Drupal is not necessarily a negative for me. I’ve maintained Drupal sites. Islandora’s unique appeal over other systems is that most customization is accomplished through configuration in a GUI. Drupal provides a powerful suite of conceptual tools for building websites. I think Drupal’s success in Libraries is largely explained by how these familiar structuring concepts can be used by non-coders: taxonomies, views, blocks, content types, contexts. It’s an immense architecture, but not all that hard to understand for a librarian, and means that I might be able to train other library staff to make major contributions to site design without needing to code. PHP is a bit of a minus as programming languages go, but we actually already run PHP apps and have developers on staff with PHP experience, whereas Samvera would be our first Ruby/Rails project.

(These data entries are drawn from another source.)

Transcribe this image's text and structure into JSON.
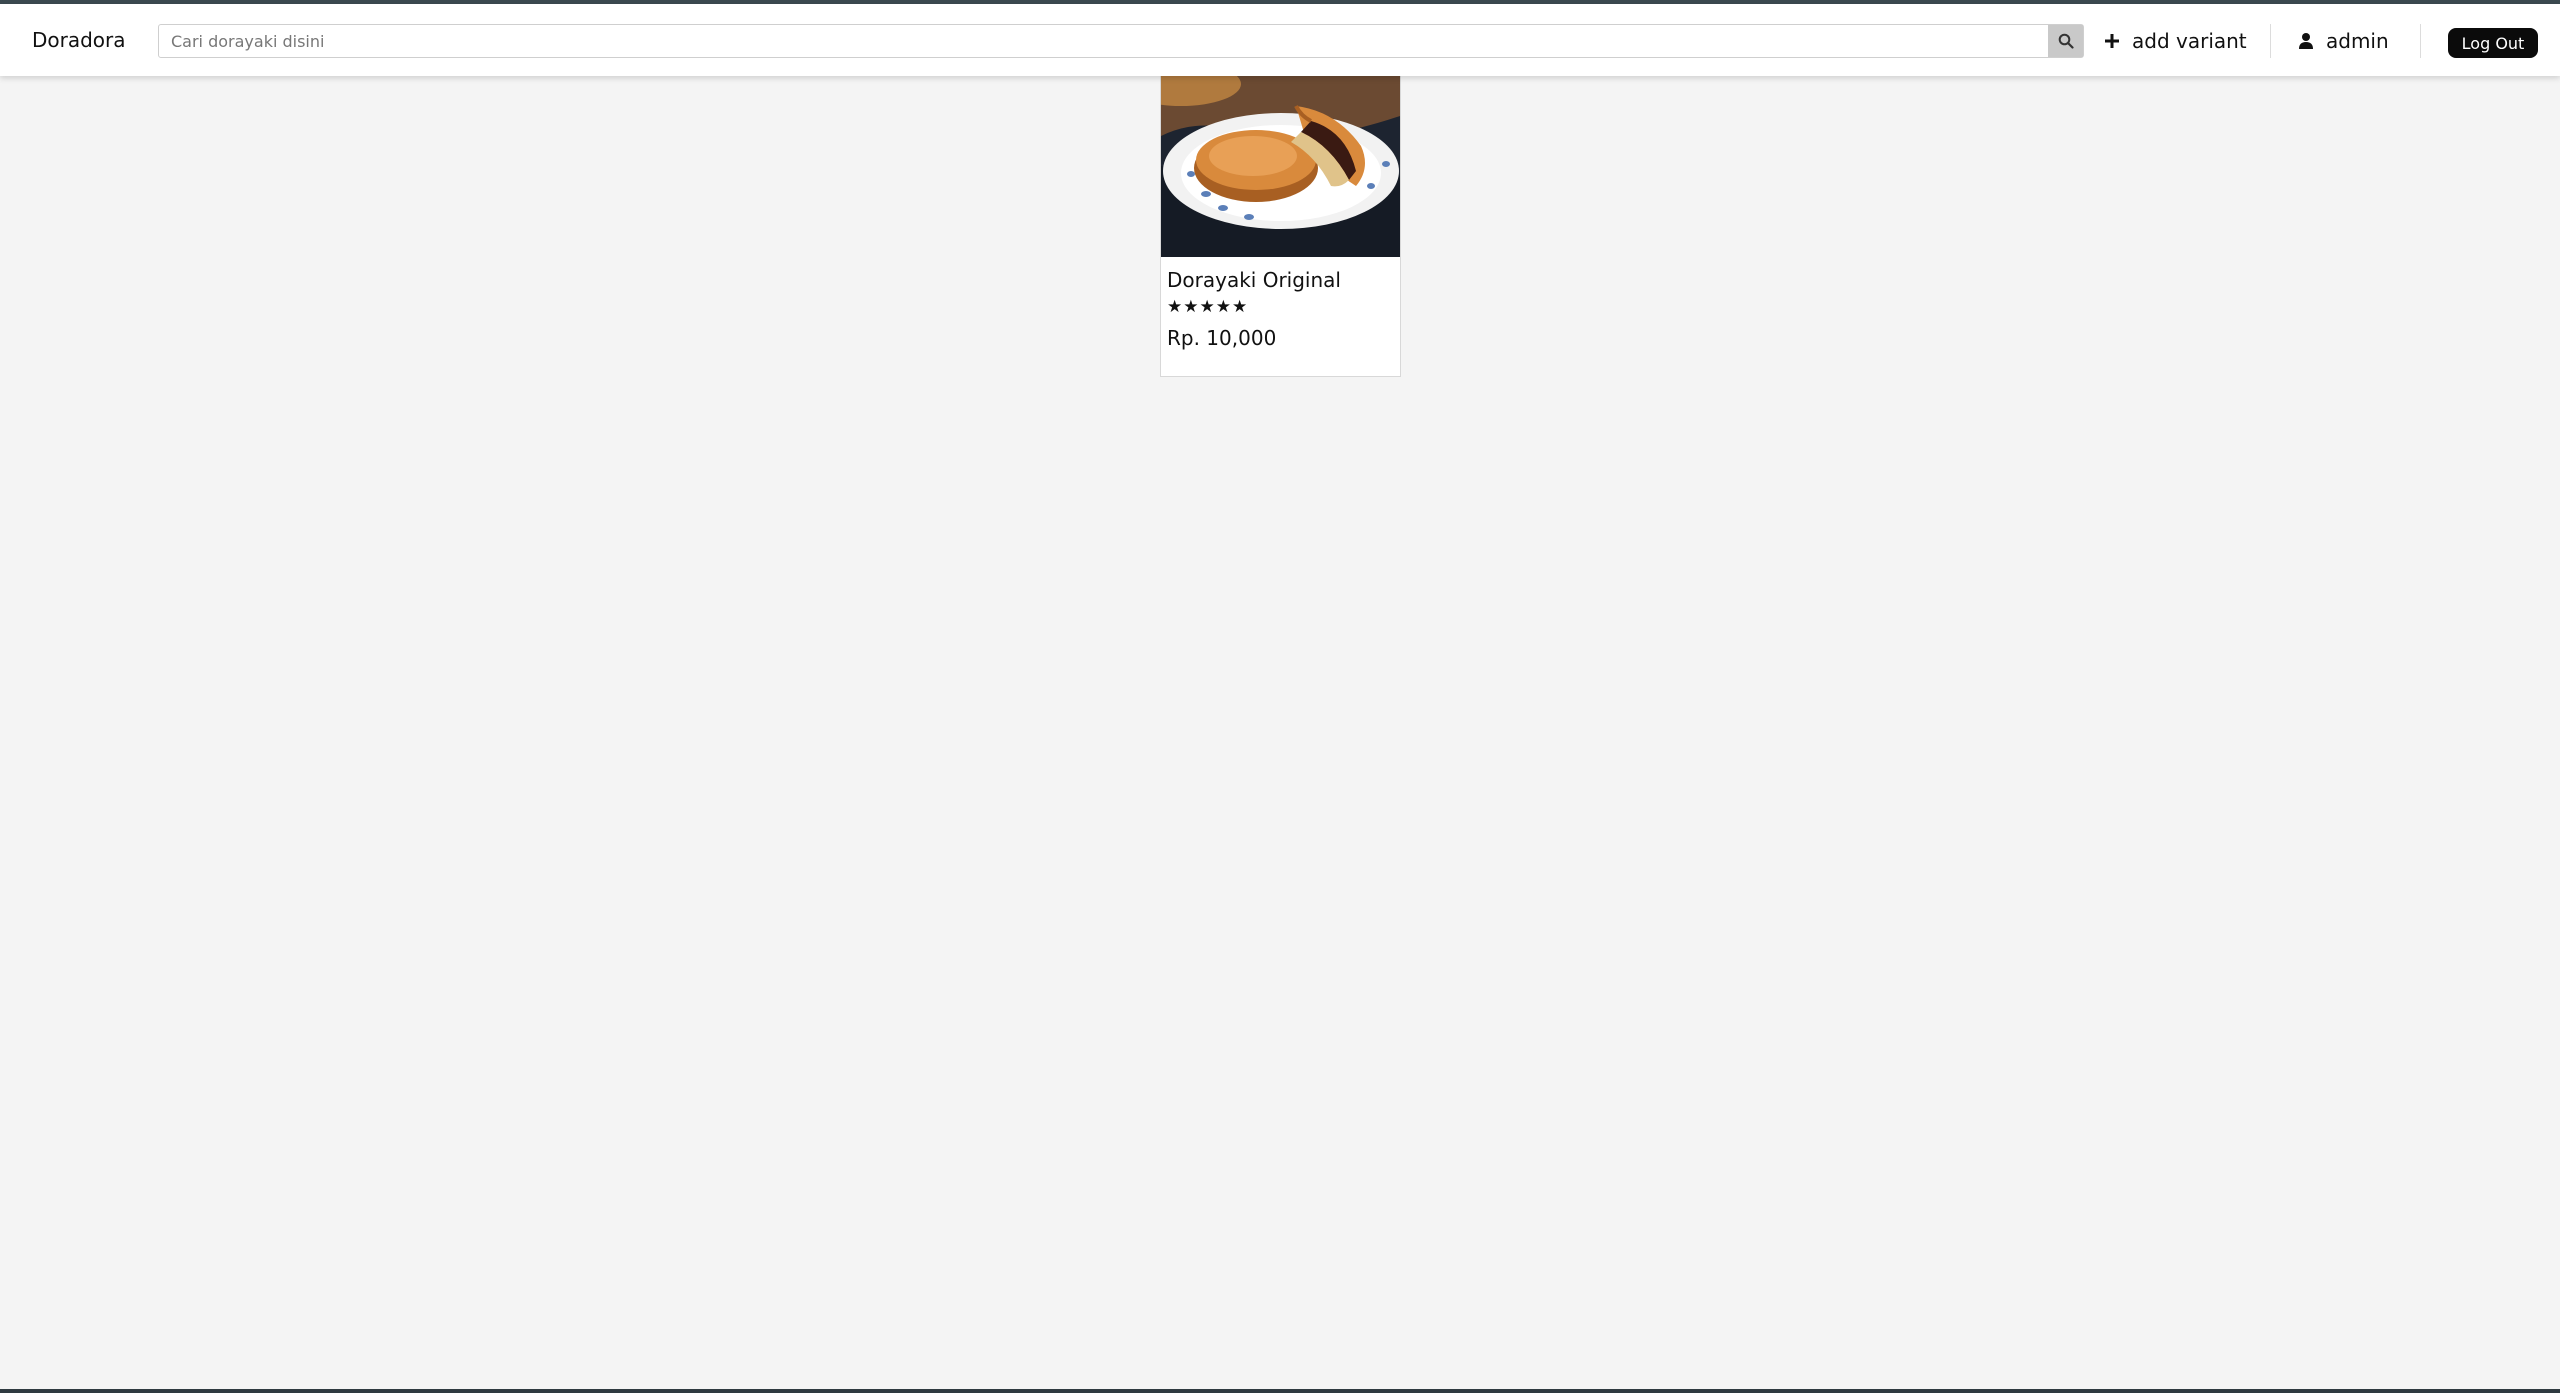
{
  "header": {
    "brand": "Doradora",
    "search": {
      "placeholder": "Cari dorayaki disini",
      "value": ""
    },
    "add_variant_label": "add variant",
    "user_label": "admin",
    "logout_label": "Log Out"
  },
  "products": [
    {
      "name": "Dorayaki Original",
      "rating_stars": "★★★★★",
      "rating_value": 5,
      "price": "Rp. 10,000"
    }
  ],
  "icons": {
    "search": "search-icon",
    "add": "plus-icon",
    "user": "user-icon"
  },
  "colors": {
    "page_background": "#f4f4f4",
    "navbar_background": "#ffffff",
    "logout_background": "#0b0b0b",
    "search_button_background": "#c9c9c9"
  }
}
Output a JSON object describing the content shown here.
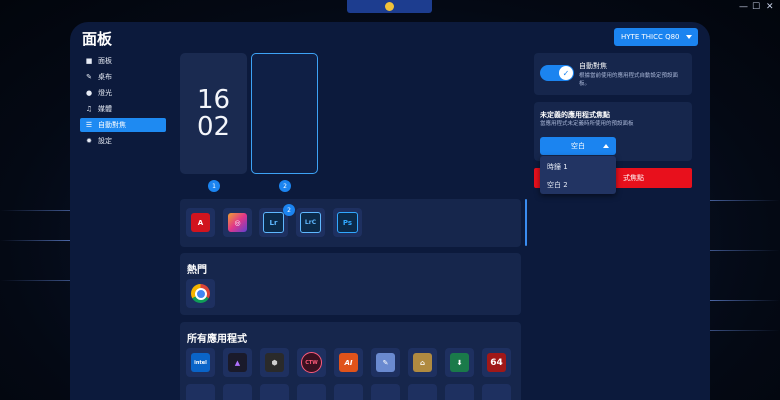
{
  "window": {
    "controls": [
      "—",
      "☐",
      "✕"
    ]
  },
  "header": {
    "title": "面板",
    "device_select": "HYTE THICC Q80"
  },
  "sidebar": {
    "items": [
      {
        "label": "面板",
        "icon": "square-icon",
        "glyph": "■"
      },
      {
        "label": "桌布",
        "icon": "brush-icon",
        "glyph": "✎"
      },
      {
        "label": "燈光",
        "icon": "bulb-icon",
        "glyph": "●"
      },
      {
        "label": "媒體",
        "icon": "music-icon",
        "glyph": "♫"
      },
      {
        "label": "自動對焦",
        "icon": "sliders-icon",
        "glyph": "☰",
        "active": true
      },
      {
        "label": "設定",
        "icon": "gear-icon",
        "glyph": "✹"
      }
    ]
  },
  "screens": {
    "clock_hour": "16",
    "clock_minute": "02",
    "badge1": "1",
    "badge2": "2"
  },
  "apps": {
    "pinned_badge": "2",
    "pinned": [
      {
        "name": "Acrobat",
        "text": "A",
        "color": "#d1141e"
      },
      {
        "name": "Creative Cloud",
        "text": "◎",
        "color": "#e0368a"
      },
      {
        "name": "Lightroom",
        "text": "Lr",
        "color": "#0b2a4a"
      },
      {
        "name": "Lightroom Classic",
        "text": "LrC",
        "color": "#0b2a4a"
      },
      {
        "name": "Photoshop",
        "text": "Ps",
        "color": "#0b2a4a"
      }
    ],
    "popular_title": "熱門",
    "popular": [
      {
        "name": "Chrome",
        "text": "",
        "color": "#ffffff"
      }
    ],
    "all_title": "所有應用程式",
    "all": [
      {
        "name": "Intel",
        "text": "intel",
        "color": "#0a64c8"
      },
      {
        "name": "App2",
        "text": "▲",
        "color": "#1a1a2a"
      },
      {
        "name": "App3",
        "text": "⬢",
        "color": "#2a2a2a"
      },
      {
        "name": "CTW",
        "text": "CTW",
        "color": "#3a1020"
      },
      {
        "name": "App5",
        "text": "AI",
        "color": "#e0531a"
      },
      {
        "name": "App6",
        "text": "✎",
        "color": "#6a8ad0"
      },
      {
        "name": "App7",
        "text": "⌂",
        "color": "#b08a40"
      },
      {
        "name": "App8",
        "text": "⬇",
        "color": "#1a7a4a"
      },
      {
        "name": "App9",
        "text": "64",
        "color": "#a01818"
      }
    ]
  },
  "autofocus": {
    "title": "自動對焦",
    "desc": "根據當前使用的應用程式自動設定預設面板。"
  },
  "undefined_focus": {
    "title": "未定義的應用程式焦點",
    "desc": "當應用程式未定義時所使用的預設面板",
    "selected": "空白",
    "options": [
      "時鐘 1",
      "空白 2"
    ],
    "red_button": "式焦點"
  },
  "colors": {
    "accent": "#1b84f0",
    "window_bg": "#0c1a3c",
    "panel_bg": "#16264c",
    "danger": "#e8101c"
  }
}
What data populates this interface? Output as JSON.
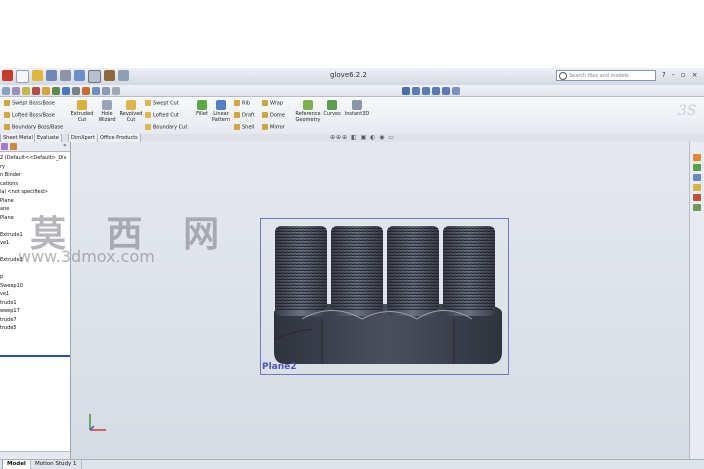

Islandora’s focus appears to be on smoothing out the features, template, and deployment of their “2.0” major structural change which is tied to its (modern, version 8+) Drupal base. Running local demos over and over probably influences my perspective, but there seemed to be abundant activity on their Docker deployment project (isle-dc) and the starter site template, whereas their microservices framework (which performs things like derivative generation, integration with Fedora/Blazegraph) is mature and mostly stable. Islandora had more robust resources and documentation on deploying and running it in production than other options.

InvenioRDM

A big motivator in selecting Invenio was a meeting with the CalTech repository team, who graciously offered me their time to discuss IRs and ask questions. They also run EPrints and Islandora, so they had some perspective on the relative merits of different systems. They were strong advocates for InvenioRDM, believed any new repository should by built with it, and thought that using Islandora as an IR would be a headache. I was surprised, but our discussion came before Islandora Camp, when I learned about some nuances mentioned above that we would be fighting against if we went with Islandora.

We are a Python shop, running multiple large Django applications, and I would have far more support for a Python project than one in another language. The Python ecosystem is familiar not only to our developers, but also our small sys admin / dev ops team. I was able to follow Invenio documentation on using a special “site code” module to make a trivial extension of the application in about an hour, whereas I would need to learn more framework idioms for other choices. Though Flask is not as familiar as Django for me and Invenio in particular uses some of the more complex Flask patterns (e.g. Blueprints) to facilitate being a modular application, its language is still a major appeal.

Invenio was also perhaps the platform that matured the most as I was researching. Multiple times, a critical feature that really benefits us suddenly appeared in the release notes. Though to be fair, sometimes new features seem to go unmentioned, and Invenio’s documentation can be spotty. A question asked in Discord was sometimes answered with a link to documentation which I’d look for but either wasn’t linked from an index or was added without any fanfare. The biggest issue with Invenio development is that the app carries a STEM focus which does not align with our community. Their roadmap includes items like GitHub integration and data citation support which is of relatively little use to my college. In general, Invenio’s development speed seems faster than other platforms at this time, though that may also be because it is less mature in general.

Conclusion

These observations come firmly from my institutional context. I also didn’t talk much about our SCELC project, where we are looking for a consortial IR with particular attention to Hyku and DSpace. I would not necessarily write off any repository platform for another institution, and my main takeaway is that libraries are lucky to have many viable options in this area. In particular, the major open source platforms have strong communities, active development, and mature codebases.

Thank you to everyone who took the time to talk to me or dealt with my nuisome requests for help running repository demos. I hope this post is helpful to others, and I welcome any feedback or corrections.